And then my brother called me a couple of nights ago and we started talking about the same sort of thing - only with a broader scope. The tone of the conversation was different simply because neither of us is in a relationship right now and we can ask questions like "is it really beneficial to get paired up with another person?" Sure, the desire's there for a reason, but if you're honest with yourself, are you going to live a life of fuller productivity for God with the distraction of another person? That, of course, raises the question of which is the greater distraction: desiring a relationship, or being in one. I'm not sure we reached much of a solid conclusion with that, beyond "Some relationships are really good and definitely founded on mutual pursuit of God...others, not so much. Right now, God has both of us in a place of 'being single' so we'll just go with that." It was a good conversation.

All of the talking got me pondering. And then I read 1 John before I left for work tonight.

"By this we know love, because He laid down His life for us. And we also ought to lay down our lives for the brethren. But whoever has this world's goods, and sees his brother in need, and shuts up his heart from him, how does the love of God abide in him? My little children, let us not love in word or in tongue, but in deed and in truth." ~ 1 John 3:16-18, NKJV

I could keep typing up verses from that book - there are so many that go *ZOT!* - but I'm pretty sure that all of the random brain things that I'm typing up already are going to get confusing, so I'm going to try to slow down my thoughts to match my typing speed and make the statement that I almost used as the title to this post: love sucks.

Regardless of the context - romantic, friendship, parent-child, passing acquaintanceship - love, real love, sucks.
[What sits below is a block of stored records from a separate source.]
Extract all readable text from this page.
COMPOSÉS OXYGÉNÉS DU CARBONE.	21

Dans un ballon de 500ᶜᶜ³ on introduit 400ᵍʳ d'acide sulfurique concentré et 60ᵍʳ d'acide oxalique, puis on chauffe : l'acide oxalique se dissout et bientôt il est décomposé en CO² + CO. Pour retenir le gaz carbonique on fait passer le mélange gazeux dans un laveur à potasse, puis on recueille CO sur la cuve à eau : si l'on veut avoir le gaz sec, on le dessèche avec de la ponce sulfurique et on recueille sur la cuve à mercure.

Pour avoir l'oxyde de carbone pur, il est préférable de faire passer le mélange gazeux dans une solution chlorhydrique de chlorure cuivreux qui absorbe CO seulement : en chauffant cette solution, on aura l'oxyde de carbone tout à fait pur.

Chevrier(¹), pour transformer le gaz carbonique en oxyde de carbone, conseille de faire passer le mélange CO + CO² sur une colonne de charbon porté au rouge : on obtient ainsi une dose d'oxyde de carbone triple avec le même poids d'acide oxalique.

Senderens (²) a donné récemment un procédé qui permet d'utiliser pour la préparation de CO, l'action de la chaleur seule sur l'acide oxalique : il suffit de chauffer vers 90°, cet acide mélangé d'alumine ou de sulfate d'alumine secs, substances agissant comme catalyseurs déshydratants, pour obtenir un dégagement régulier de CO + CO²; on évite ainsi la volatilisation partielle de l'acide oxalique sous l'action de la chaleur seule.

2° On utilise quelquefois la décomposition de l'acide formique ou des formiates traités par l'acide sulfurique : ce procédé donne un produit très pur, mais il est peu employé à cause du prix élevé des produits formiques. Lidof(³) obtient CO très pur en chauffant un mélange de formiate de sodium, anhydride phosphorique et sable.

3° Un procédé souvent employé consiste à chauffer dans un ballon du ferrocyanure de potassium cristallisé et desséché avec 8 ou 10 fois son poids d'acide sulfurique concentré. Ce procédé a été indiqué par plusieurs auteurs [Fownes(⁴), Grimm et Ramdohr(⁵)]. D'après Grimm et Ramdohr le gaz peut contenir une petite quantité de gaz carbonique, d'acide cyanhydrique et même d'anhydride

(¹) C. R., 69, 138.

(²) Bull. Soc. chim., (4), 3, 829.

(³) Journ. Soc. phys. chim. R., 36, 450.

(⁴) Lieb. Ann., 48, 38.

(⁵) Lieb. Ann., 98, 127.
It hurts. It's sacrifice. There are definitely a bundle of benefits to go with it - and the warm fuzzies of knowing someone else cares are pretty cool - but when you get down to the nitty gritty of just what it is that God's telling us to do.....yeah, it bites.

Think about it: when Christ was on His way to the cross, that was love. That was why He came. We're called to pick up our cross and follow Him (Matt. 16:24). Our love for Him brings the likelihood of persecution and lack of understanding on the part of others (John 15:20). Putting some serious thought into the whole "marriage is a reflection of Christ's relationship with the church" thing will absolutely blow your mind. Christ died for the church. The church is martyred for Christ. Christians don't take part in certain lifestyles because we believe they are not honoring to God. It's a form of sacrifice not unlike the sacrifices that are made in solid marriage relationships every day.

*sigh* Ok, my train of thought totally got interrupted by various dealings here at work. The general point that I'm trying to make is that love is hard. But I guess that makes sense...I mean, it's a - if not THE - key aspect of God. Without Him, it's pretty much impossible.

Friday, February 13, 2009

I am not Wonder Woman

It's true. While I may have been christened WW back at my former place of employment, I can't do everything all at once. I've tried...again. And again, well, I've failed. But! I quit while I was ahead, and life is good :-) [side note: lifting heavy boxes of paper and stuff is no where near as difficult as lifting heavy people who want to bite you]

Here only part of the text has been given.